Why No PSA After 70?
The US Preventive Services Task Force advises against routine PSA screening after 70 because the risks outweigh the benefits at that age. Prostate cancer in older men is often slow-growing and unlikely to cause death before other age-related conditions do.
PSA screening leads to biopsies and treatments (surgery, radiation) that carry serious side effects, including incontinence and erectile dysfunction, which reduce quality of life significantly in men over 70 who had no symptoms.
Men over 70 with a strong family history or prior prostate concerns should discuss individual screening with their urologist rather than following blanket guidelines.
What Vitamins Do Males Need Daily?
Six nutrients men consistently fall short on:
- Vitamin D: Most men are deficient. Low vitamin D raises cardiovascular risk and suppresses testosterone. Target 2,000 to 4,000 IU daily.
- Magnesium: Supports testosterone production, muscle function, and sleep quality.
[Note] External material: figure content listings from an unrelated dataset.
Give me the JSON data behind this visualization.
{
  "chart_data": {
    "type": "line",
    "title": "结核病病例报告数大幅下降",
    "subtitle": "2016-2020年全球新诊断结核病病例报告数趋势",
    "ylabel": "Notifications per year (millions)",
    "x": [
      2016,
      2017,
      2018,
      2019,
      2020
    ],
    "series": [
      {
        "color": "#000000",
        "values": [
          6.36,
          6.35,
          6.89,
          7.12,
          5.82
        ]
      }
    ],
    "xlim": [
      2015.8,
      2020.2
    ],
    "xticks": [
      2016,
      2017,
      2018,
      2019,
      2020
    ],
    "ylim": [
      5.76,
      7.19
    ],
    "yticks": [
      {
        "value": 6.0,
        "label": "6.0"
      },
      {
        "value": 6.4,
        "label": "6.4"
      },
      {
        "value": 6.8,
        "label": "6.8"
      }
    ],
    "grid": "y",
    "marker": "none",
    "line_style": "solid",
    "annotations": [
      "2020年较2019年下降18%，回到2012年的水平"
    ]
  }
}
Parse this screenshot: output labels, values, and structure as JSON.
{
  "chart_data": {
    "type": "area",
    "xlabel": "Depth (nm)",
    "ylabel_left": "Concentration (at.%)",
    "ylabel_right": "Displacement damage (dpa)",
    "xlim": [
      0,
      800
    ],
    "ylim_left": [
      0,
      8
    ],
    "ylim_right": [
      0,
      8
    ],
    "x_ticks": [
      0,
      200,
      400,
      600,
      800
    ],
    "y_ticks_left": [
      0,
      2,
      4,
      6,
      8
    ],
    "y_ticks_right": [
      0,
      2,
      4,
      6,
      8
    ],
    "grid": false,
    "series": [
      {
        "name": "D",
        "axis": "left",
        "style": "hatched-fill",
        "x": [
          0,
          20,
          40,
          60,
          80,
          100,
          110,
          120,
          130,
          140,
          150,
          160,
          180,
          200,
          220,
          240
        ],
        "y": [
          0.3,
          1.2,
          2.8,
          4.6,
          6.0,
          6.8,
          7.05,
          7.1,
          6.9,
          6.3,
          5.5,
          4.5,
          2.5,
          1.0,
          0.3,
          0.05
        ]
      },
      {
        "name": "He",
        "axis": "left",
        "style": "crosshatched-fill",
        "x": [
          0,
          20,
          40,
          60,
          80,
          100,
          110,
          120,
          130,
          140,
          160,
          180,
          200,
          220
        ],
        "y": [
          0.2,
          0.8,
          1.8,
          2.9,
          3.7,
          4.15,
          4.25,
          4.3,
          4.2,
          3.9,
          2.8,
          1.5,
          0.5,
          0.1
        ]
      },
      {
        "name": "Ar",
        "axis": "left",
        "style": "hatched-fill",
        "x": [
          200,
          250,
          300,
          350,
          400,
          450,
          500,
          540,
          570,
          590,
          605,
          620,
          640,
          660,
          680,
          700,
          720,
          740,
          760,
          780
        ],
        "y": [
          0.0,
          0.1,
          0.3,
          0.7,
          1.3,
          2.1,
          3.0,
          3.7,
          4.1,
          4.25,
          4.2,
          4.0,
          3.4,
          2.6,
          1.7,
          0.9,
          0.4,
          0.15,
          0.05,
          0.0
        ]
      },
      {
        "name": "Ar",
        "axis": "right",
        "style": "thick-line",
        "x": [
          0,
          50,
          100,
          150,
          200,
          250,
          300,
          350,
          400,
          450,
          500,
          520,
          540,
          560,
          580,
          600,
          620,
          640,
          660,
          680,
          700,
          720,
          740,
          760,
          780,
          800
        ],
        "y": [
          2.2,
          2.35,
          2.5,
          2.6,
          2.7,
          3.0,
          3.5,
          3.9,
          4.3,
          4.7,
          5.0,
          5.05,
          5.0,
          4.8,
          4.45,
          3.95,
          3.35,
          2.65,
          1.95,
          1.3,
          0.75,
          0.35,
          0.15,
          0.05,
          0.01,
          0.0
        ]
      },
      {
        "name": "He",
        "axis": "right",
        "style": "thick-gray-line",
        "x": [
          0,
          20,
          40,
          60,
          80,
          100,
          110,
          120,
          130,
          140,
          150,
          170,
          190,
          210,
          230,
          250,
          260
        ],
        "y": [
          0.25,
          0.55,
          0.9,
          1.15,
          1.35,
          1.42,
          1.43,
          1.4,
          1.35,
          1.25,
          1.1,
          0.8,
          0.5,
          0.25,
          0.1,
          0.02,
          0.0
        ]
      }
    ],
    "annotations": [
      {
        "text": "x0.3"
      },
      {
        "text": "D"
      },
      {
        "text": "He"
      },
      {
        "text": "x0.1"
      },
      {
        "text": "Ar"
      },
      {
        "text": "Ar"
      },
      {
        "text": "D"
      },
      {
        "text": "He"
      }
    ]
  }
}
Most men get less than 60% of the daily requirement from food alone.
- Zinc: Required for testosterone synthesis and immune function. Found in red meat and shellfish but commonly deficient in men who avoid these foods.
- Omega-3 (EPA and DHA): Reduces cardiovascular inflammation. Most men eating a Western diet get far too little from food.
- Vitamin B12: Absorption declines with age. Men over 50 frequently become deficient even with adequate dietary intake.
- Vitamin K2: Works with vitamin D to direct calcium to bones rather than arteries. Most people have never heard of it and almost no one gets enough from diet.
How Can I Get 100% of My Daily Vitamins?
Food first, supplements second. A diet built around the following covers most male nutritional needs without supplementation:
- Eggs (vitamin D, B12, zinc, choline)
- Fatty fish like salmon or mackerel twice weekly (omega-3, vitamin D, B12)
- Leafy greens daily (magnesium, vitamin K)
- Pumpkin seeds as a snack (zinc, magnesium)
- Beef liver monthly (B12, zinc, vitamin A, iron at levels no supplement matches)
For gaps that diet doesn’t fill, a targeted supplement stack works better than a generic multivitamin. Most multivitamins contain inadequate doses of key nutrients and poor-quality forms. For example, magnesium oxide (found in most multivitamins) has only 4% absorption. Magnesium glycinate absorbs at over 80%.
A practical daily stack for most men: vitamin D3 (2,000 to 4,000 IU) with K2 (100 mcg), magnesium glycinate (300 to 400 mg), omega-3 fish oil (2 grams EPA and DHA combined), and zinc (15 to 25 mg). Get bloodwork done annually to confirm what you actually need rather than guessing.